The above results support a finding that the CD200-CD200R interaction plays a regulatory role in both Langerhans and γδ+ T cell populations of the skin.
All citations herein are incorporated herein by reference to the same extent as if each individual publication, patent application, or patent was specifically and individually indicated to be incorporated by reference including all figures and drawings.

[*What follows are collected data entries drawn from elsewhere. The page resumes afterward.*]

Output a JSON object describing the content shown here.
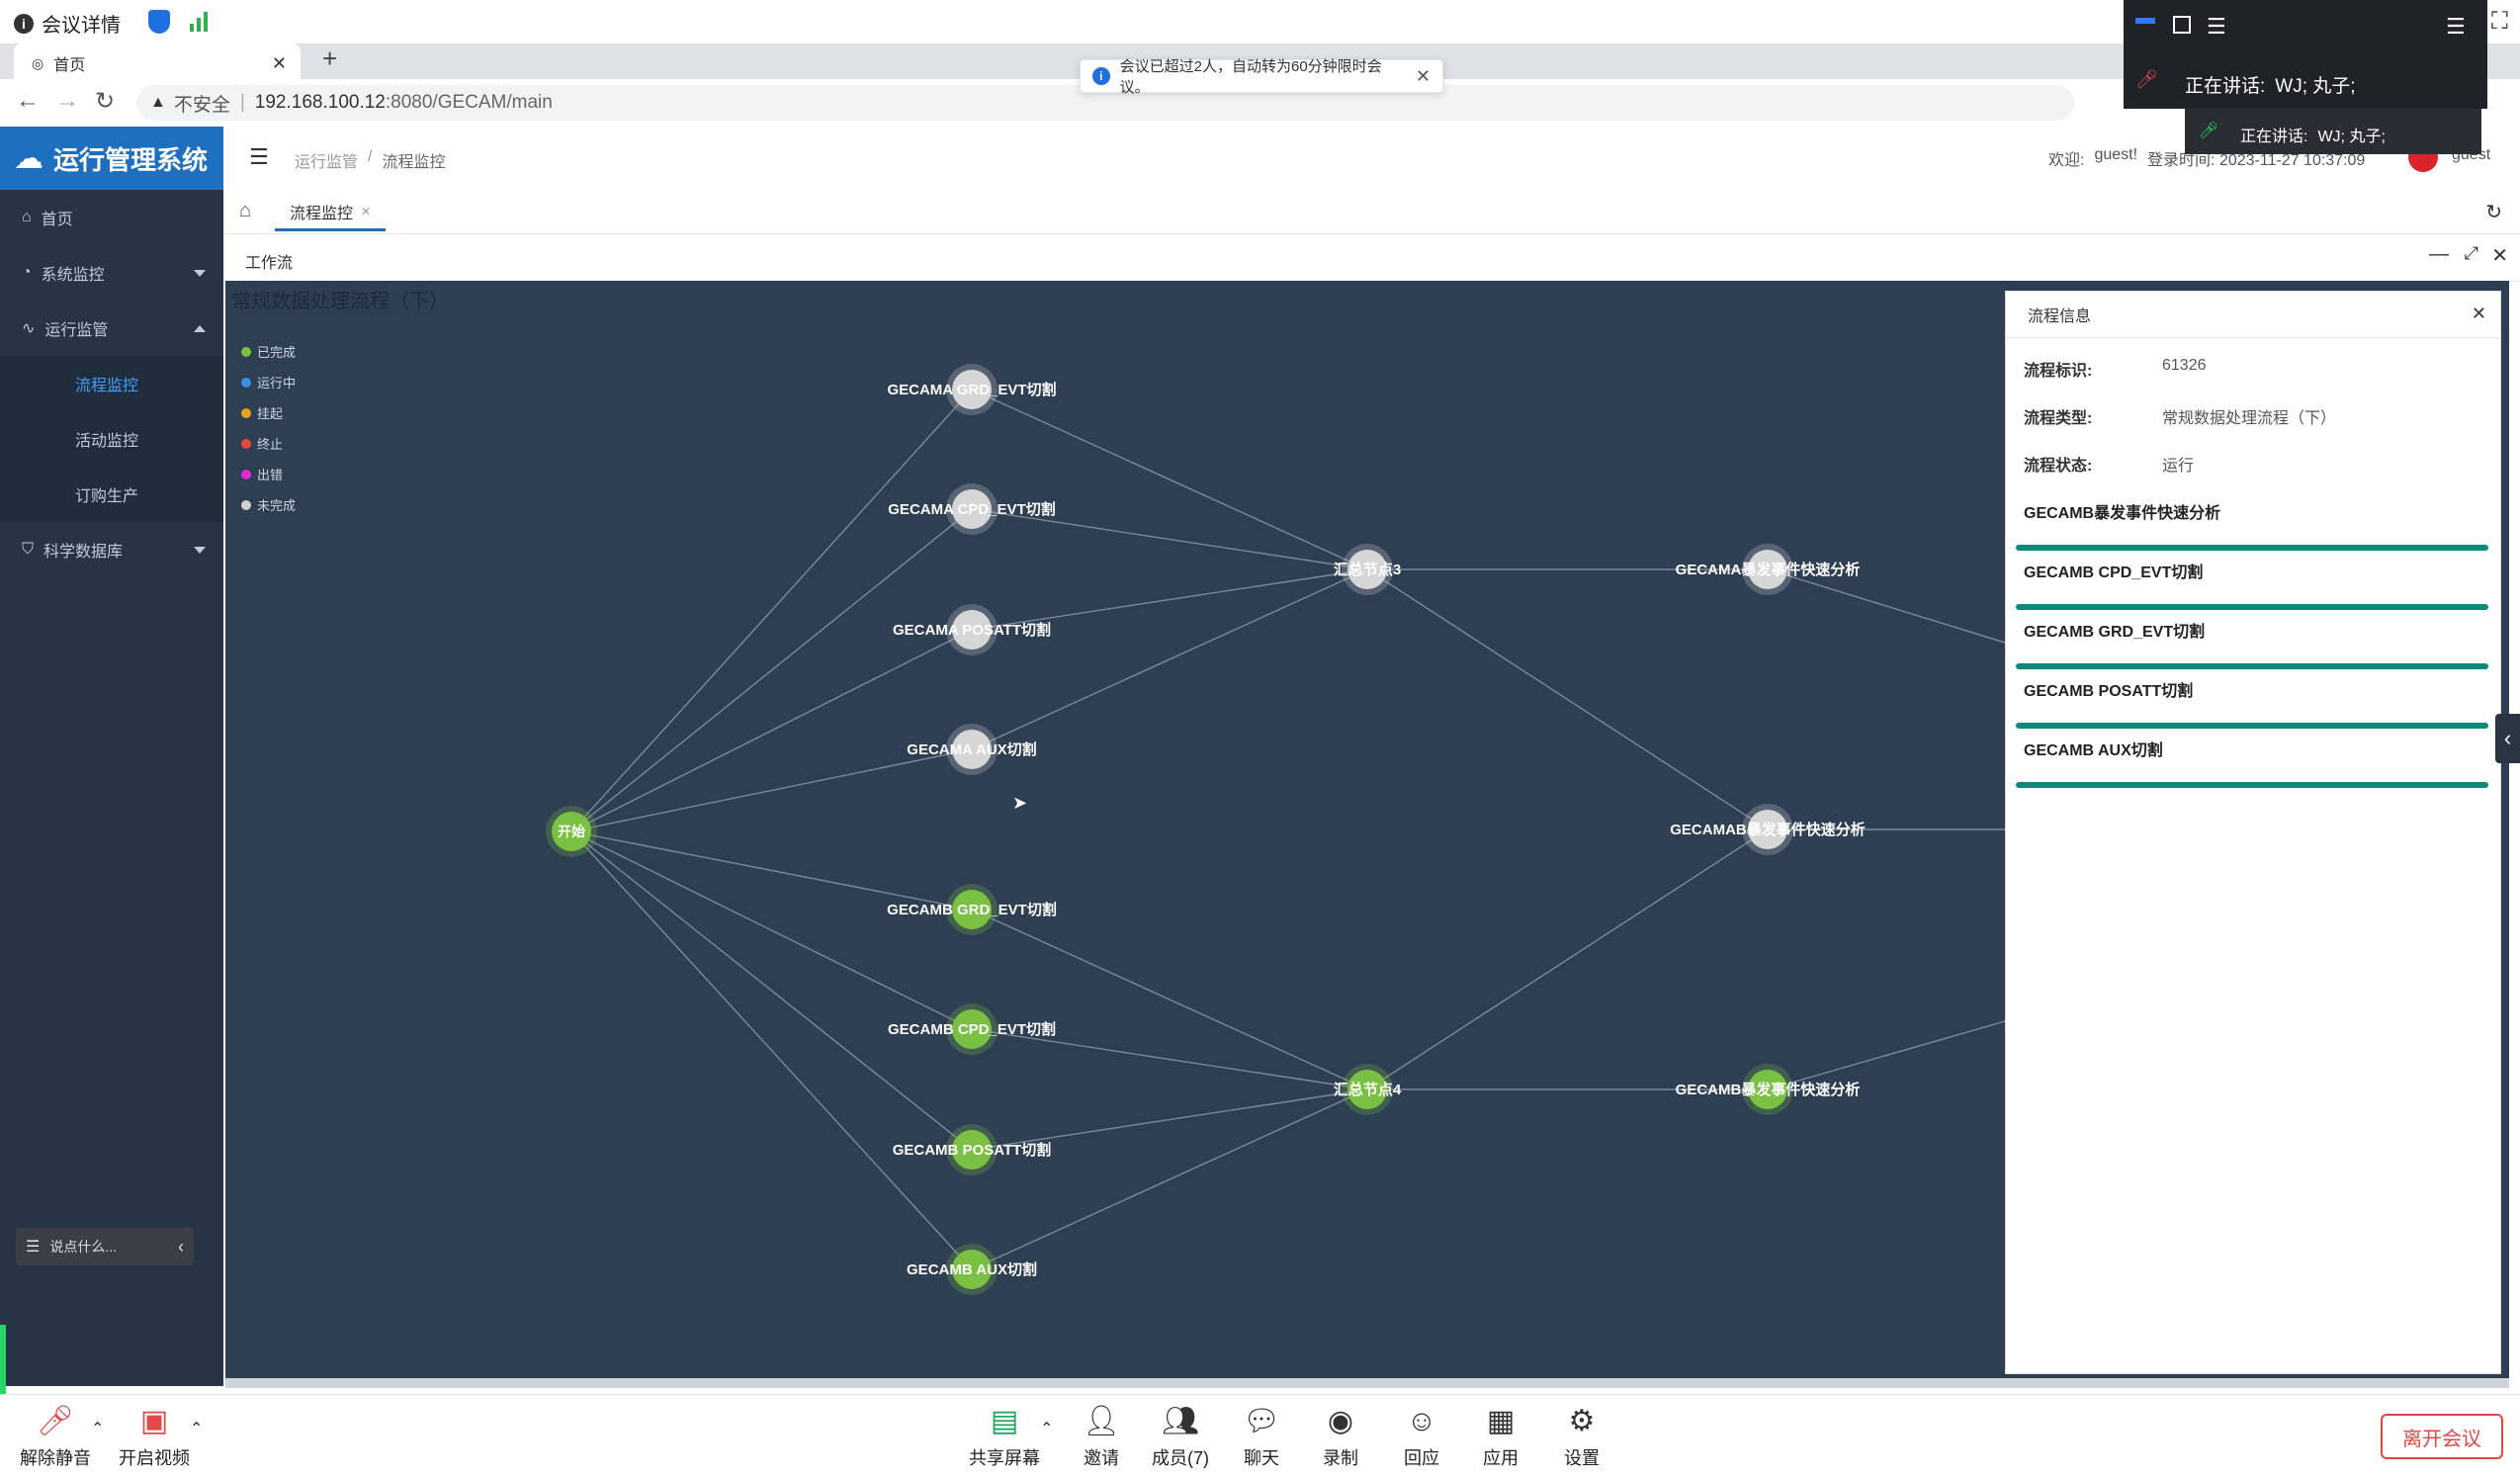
{
  "meeting": {
    "details_label": "会议详情",
    "toast_text": "会议已超过2人，自动转为60分钟限时会议。",
    "speaking_label": "正在讲话:",
    "speaking_names": "WJ; 丸子;",
    "speaking_label_small": "正在讲话:",
    "speaking_names_small": "WJ; 丸子;",
    "toolbar": {
      "unmute": "解除静音",
      "video": "开启视频",
      "share": "共享屏幕",
      "invite": "邀请",
      "members": "成员(7)",
      "chat": "聊天",
      "record": "录制",
      "reaction": "回应",
      "apps": "应用",
      "settings": "设置",
      "leave": "离开会议"
    },
    "chat_placeholder": "说点什么..."
  },
  "browser": {
    "tab_title": "首页",
    "insecure_label": "不安全",
    "url_host": "192.168.100.12",
    "url_rest": ":8080/GECAM/main"
  },
  "app": {
    "title": "运行管理系统",
    "breadcrumb": [
      "运行监管",
      "流程监控"
    ],
    "welcome": "欢迎:",
    "user": "guest!",
    "login_time": "登录时间: 2023-11-27 10:37:09",
    "user_short": "guest",
    "sidebar": {
      "home": "首页",
      "system_monitor": "系统监控",
      "ops_supervision": "运行监管",
      "sub_items": [
        "流程监控",
        "活动监控",
        "订购生产"
      ],
      "science_db": "科学数据库"
    },
    "page_tab": "流程监控",
    "panel_title": "工作流",
    "graph_title": "常规数据处理流程（下）",
    "legend": [
      {
        "label": "已完成",
        "color": "#7ac143"
      },
      {
        "label": "运行中",
        "color": "#3b8fe0"
      },
      {
        "label": "挂起",
        "color": "#e5a524"
      },
      {
        "label": "终止",
        "color": "#e5483d"
      },
      {
        "label": "出错",
        "color": "#e02bd0"
      },
      {
        "label": "未完成",
        "color": "#d0d0d0"
      }
    ],
    "nodes": {
      "start": "开始",
      "a1": "GECAMA GRD_EVT切割",
      "a2": "GECAMA CPD_EVT切割",
      "a3": "GECAMA POSATT切割",
      "a4": "GECAMA AUX切割",
      "b1": "GECAMB GRD_EVT切割",
      "b2": "GECAMB CPD_EVT切割",
      "b3": "GECAMB POSATT切割",
      "b4": "GECAMB AUX切割",
      "sum3": "汇总节点3",
      "sum4": "汇总节点4",
      "fa": "GECAMA暴发事件快速分析",
      "fab": "GECAMAB暴发事件快速分析",
      "fb": "GECAMB暴发事件快速分析"
    },
    "info": {
      "title": "流程信息",
      "id_label": "流程标识:",
      "id_value": "61326",
      "type_label": "流程类型:",
      "type_value": "常规数据处理流程（下）",
      "status_label": "流程状态:",
      "status_value": "运行",
      "activities": [
        "GECAMB暴发事件快速分析",
        "GECAMB CPD_EVT切割",
        "GECAMB GRD_EVT切割",
        "GECAMB POSATT切割",
        "GECAMB AUX切割"
      ]
    }
  }
}
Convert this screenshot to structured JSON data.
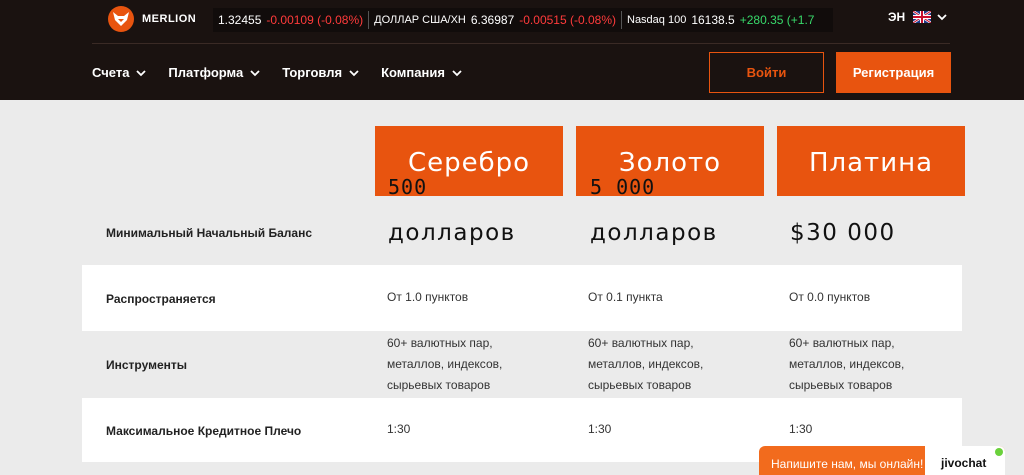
{
  "brand": {
    "name": "MERLION"
  },
  "ticker": [
    {
      "name": "",
      "value": "1.32455",
      "change": "-0.00109 (-0.08%)",
      "dir": "neg"
    },
    {
      "name": "ДОЛЛАР США/ХН",
      "value": "6.36987",
      "change": "-0.00515 (-0.08%)",
      "dir": "neg"
    },
    {
      "name": "Nasdaq 100",
      "value": "16138.5",
      "change": "+280.35 (+1.7",
      "dir": "pos"
    }
  ],
  "language": {
    "label": "ЭН"
  },
  "nav": [
    {
      "label": "Счета"
    },
    {
      "label": "Платформа"
    },
    {
      "label": "Торговля"
    },
    {
      "label": "Компания"
    }
  ],
  "auth": {
    "login": "Войти",
    "register": "Регистрация"
  },
  "plans": [
    {
      "name": "Серебро",
      "amount_overlay": "500",
      "balance": "долларов"
    },
    {
      "name": "Золото",
      "amount_overlay": "5 000",
      "balance": "долларов"
    },
    {
      "name": "Платина",
      "amount_overlay": "",
      "balance": "$30 000"
    }
  ],
  "rows": {
    "balance_label": "Минимальный Начальный Баланс",
    "spread_label": "Распространяется",
    "spread": [
      "От 1.0 пунктов",
      "От 0.1 пункта",
      "От 0.0 пунктов"
    ],
    "instruments_label": "Инструменты",
    "instruments": [
      [
        "60+ валютных пар,",
        "металлов, индексов,",
        "сырьевых товаров"
      ],
      [
        "60+ валютных пар,",
        "металлов, индексов,",
        "сырьевых товаров"
      ],
      [
        "60+ валютных пар,",
        "металлов, индексов,",
        "сырьевых товаров"
      ]
    ],
    "leverage_label": "Максимальное Кредитное Плечо",
    "leverage": [
      "1:30",
      "1:30",
      "1:30"
    ]
  },
  "chat": {
    "text": "Напишите нам, мы онлайн!",
    "logo": "jivochat"
  },
  "colors": {
    "accent": "#e8540f",
    "header_bg": "#1a1210",
    "negative": "#ff3b3b",
    "positive": "#38d96a"
  }
}
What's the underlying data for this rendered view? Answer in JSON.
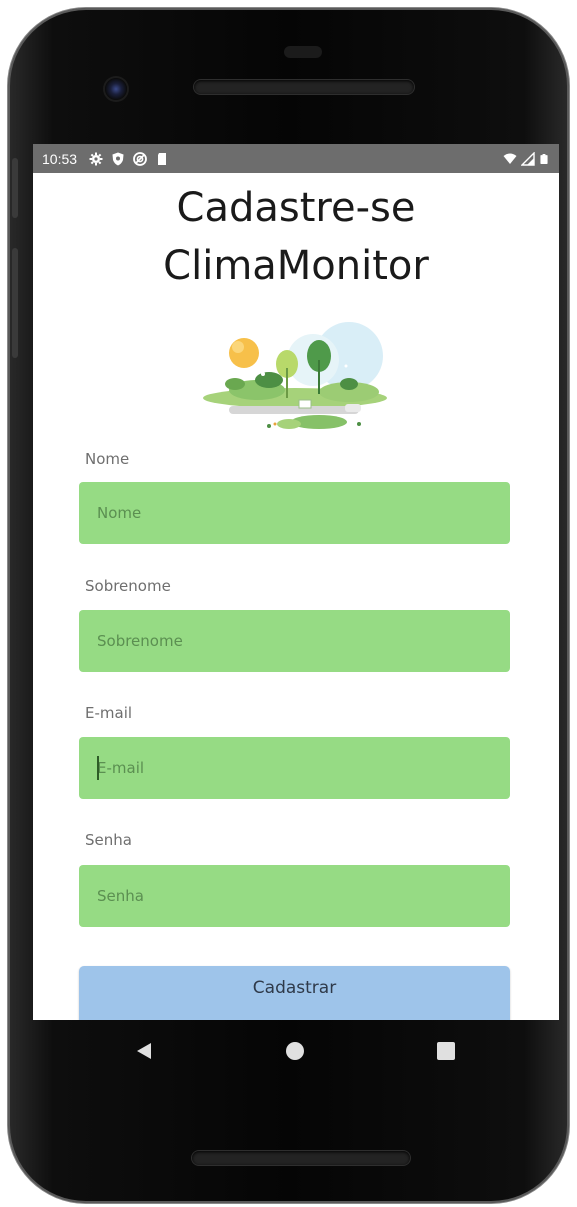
{
  "status_bar": {
    "time": "10:53",
    "left_icons": [
      "settings-icon",
      "shield-icon",
      "sync-icon",
      "sd-card-icon"
    ],
    "right_icons": [
      "wifi-icon",
      "signal-icon",
      "battery-icon"
    ]
  },
  "title": {
    "line1": "Cadastre-se",
    "line2": "ClimaMonitor"
  },
  "form": {
    "nome_label": "Nome",
    "nome_placeholder": "Nome",
    "sobrenome_label": "Sobrenome",
    "sobrenome_placeholder": "Sobrenome",
    "email_label": "E-mail",
    "email_placeholder": "E-mail",
    "senha_label": "Senha",
    "senha_placeholder": "Senha",
    "submit_label": "Cadastrar"
  },
  "colors": {
    "field_bg": "#96db84",
    "button_bg": "#9ec4ea",
    "status_bar_bg": "#6d6d6d"
  },
  "nav": {
    "icons": [
      "back-icon",
      "home-icon",
      "recents-icon"
    ]
  }
}
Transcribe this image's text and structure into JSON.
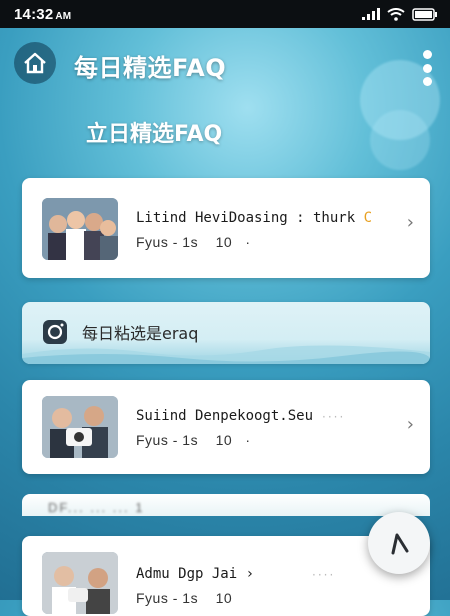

Many modifications and variations of this invention, as will be apparent to one of ordinary skill in the art, can be made to adapt to a particular situation, material, composition of matter, process, process step or steps, to preserve the objective, spirit, and scope of the invention. All such modifications are intended to be within the scope of the claims appended hereto without departing from the spirit and scope of the invention. The specific embodiments described herein are offered by way of example only, and the invention is to be limited by the terms of the appended claims, along with the full scope of the equivalents to which such claims are entitled; and the invention is not to be limited by the specific embodiments that have been presented herein by way of example.